Non conosciamo ancora le motivazioni, ma già alcune osservazioni possono essere
svolte.
– La prima riguarda la circostanza che la formula non lascia spazio a dubbi, il fatto-reato non sussiste, non esiste.
– La seconda attiene al fatto che l’imputato è stato assolto pienamente, cioè senza che sipotesse sostenere che le prove a di lui carico fossero insufficienti.
– La terza si rinviene nella stessa richiesta svolta dal PG in udienza. Il rappresentante dell’accusa ha criticato la sentenza e, seppure con ragioni di minor respiro rispetto a quelle adottate dalla Corte, aveva chiesto che l’appello fosse accolto. Ha affermato il PG, infatti, che non esistessero elementi a sostegno dell’accusa, quanto meno, sul piano del dolo. Come detto, la Corte è andata oltre accogliendo la mia principale tesi.
– La quarta riguarda l’improvvisa sortita della Procura di Parma, che il giorno prima della sentenza, in una ormai usuale conferenza stampa relativa ad un sequestro di canapa appena operato, aveva sostenuto che chi sostiene la liceità del commercio della canapa light, lo fa o per motivi ideologici, oppure per interessi economici. Si tratta di un’affermazione assai grave, sol che si pensi che una simile esternazione si rivolge, non solo verso movimenti o singoli cittadini, ma, soprattutto, costituisce un severo quanto apodittico giudizio su di una giurisprudenza maggioritaria che si sta affermando nel nostro paese. Non credo proprio che la Corte di Appello abbia deciso di annullare la sentenza di condanna perché ispirata dai due criteri così categoricamente citati.
– La quinta si riferisce all’estraneità della nostra linea difensiva al braccio di ferro che è in corso tra Marola e la Procura.
Ognuno decide come difendersi, ma mi permetto di rivendicare l’assenza di toni da ordalia che ho dovuto constatare da ambo le parti; noi ci siamo difesi in silenzio e parliamo solo ora, perché abbiamo superato ogni sorta di difficoltà da soli e senza comitati di sostegno. Non abbiamo mai chiesto aiuto a nessuno, né abbiamo sostenuto che l’eventuale esito negativo avrebbe potuto provocare tragiche conseguenze sul settore, perché non è vero. Il 90% dei processi si conclude con assoluzioni o con archiviazioni ed il mercato tiene, anche se incontra qualche difficoltà. Si potrà dire che l’autorità inquirente dovrebbe fare tesoro di queste sentenze e non lo fa, ma questo è un altro discorso. Rivendichiamo, quindi, di avere tenuto il procedimento nel suo alveo naturale: la giurisdizione, senza digressioni mediatiche o politiche. Abbiamo preferito la sobrietà, il silenzio ed il richiamo alle norme di diritto.

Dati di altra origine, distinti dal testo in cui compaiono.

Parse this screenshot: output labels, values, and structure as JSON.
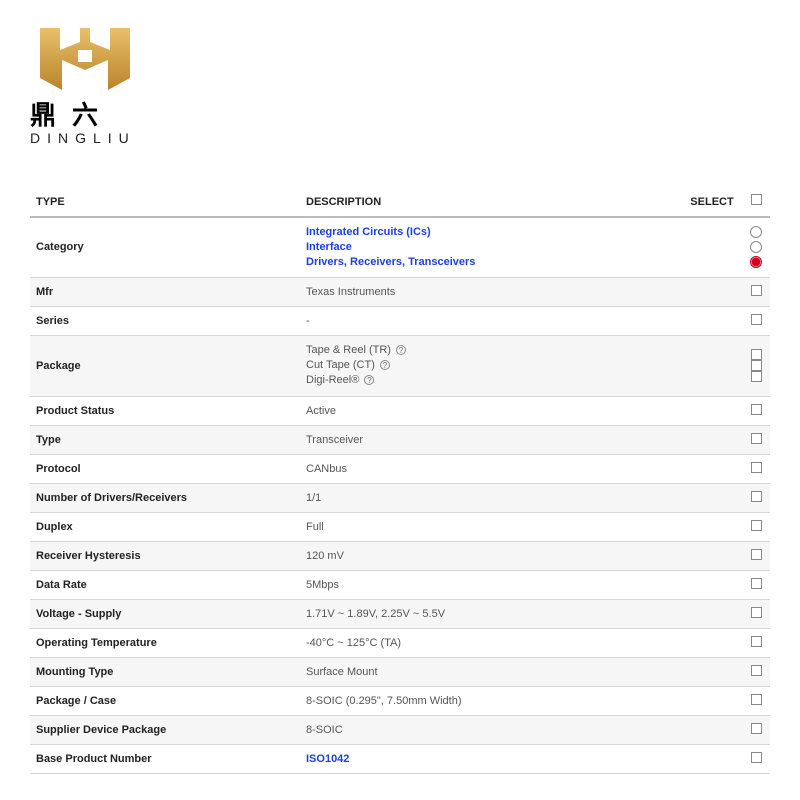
{
  "logo": {
    "chinese": "鼎六",
    "latin": "DINGLIU",
    "gold": "#d9a441",
    "gold_dark": "#b8842a"
  },
  "table": {
    "headers": {
      "type": "TYPE",
      "description": "DESCRIPTION",
      "select": "SELECT"
    },
    "rows": [
      {
        "key": "category",
        "alt": false,
        "type": "Category",
        "desc_links": [
          "Integrated Circuits (ICs)",
          "Interface",
          "Drivers, Receivers, Transceivers"
        ],
        "ctl": "radio3"
      },
      {
        "key": "mfr",
        "alt": true,
        "type": "Mfr",
        "desc": "Texas Instruments",
        "ctl": "checkbox"
      },
      {
        "key": "series",
        "alt": false,
        "type": "Series",
        "desc": "-",
        "ctl": "checkbox"
      },
      {
        "key": "package",
        "alt": true,
        "type": "Package",
        "desc_pkg": [
          "Tape & Reel (TR)",
          "Cut Tape (CT)",
          "Digi-Reel®"
        ],
        "ctl": "checkbox3"
      },
      {
        "key": "product_status",
        "alt": false,
        "type": "Product Status",
        "desc": "Active",
        "ctl": "checkbox"
      },
      {
        "key": "type2",
        "alt": true,
        "type": "Type",
        "desc": "Transceiver",
        "ctl": "checkbox"
      },
      {
        "key": "protocol",
        "alt": false,
        "type": "Protocol",
        "desc": "CANbus",
        "ctl": "checkbox"
      },
      {
        "key": "ndr",
        "alt": true,
        "type": "Number of Drivers/Receivers",
        "desc": "1/1",
        "ctl": "checkbox"
      },
      {
        "key": "duplex",
        "alt": false,
        "type": "Duplex",
        "desc": "Full",
        "ctl": "checkbox"
      },
      {
        "key": "rh",
        "alt": true,
        "type": "Receiver Hysteresis",
        "desc": "120 mV",
        "ctl": "checkbox"
      },
      {
        "key": "datarate",
        "alt": false,
        "type": "Data Rate",
        "desc": "5Mbps",
        "ctl": "checkbox"
      },
      {
        "key": "vsupply",
        "alt": true,
        "type": "Voltage - Supply",
        "desc": "1.71V ~ 1.89V, 2.25V ~ 5.5V",
        "ctl": "checkbox"
      },
      {
        "key": "optemp",
        "alt": false,
        "type": "Operating Temperature",
        "desc": "-40°C ~ 125°C (TA)",
        "ctl": "checkbox"
      },
      {
        "key": "mount",
        "alt": true,
        "type": "Mounting Type",
        "desc": "Surface Mount",
        "ctl": "checkbox"
      },
      {
        "key": "pkgcase",
        "alt": false,
        "type": "Package / Case",
        "desc": "8-SOIC (0.295\", 7.50mm Width)",
        "ctl": "checkbox"
      },
      {
        "key": "sdp",
        "alt": true,
        "type": "Supplier Device Package",
        "desc": "8-SOIC",
        "ctl": "checkbox"
      },
      {
        "key": "bpn",
        "alt": false,
        "type": "Base Product Number",
        "desc_link": "ISO1042",
        "ctl": "checkbox"
      }
    ]
  }
}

La vera notizia è la sentenza; il resto sono chiacchiere che il vento porta via.
– La sesta ed ultima riguarda l’orgoglio di avere scelto una strada processuale impervia, che all’inizio si è rivelata sfavorevole, ma che alla fine ci ha portato in vetta e ci ha dato gioia.
Altri hanno ritenuto di seguire altre opzioni. Rispetto per queste scelte.
Non penso che la sentenza della Corte di Appello di Bologna risolva definitivamente il tema della canapa light, ma, al di là della grande soddisfazione personale, penso dovrà costituire una pietra miliare per la giurisprudenza.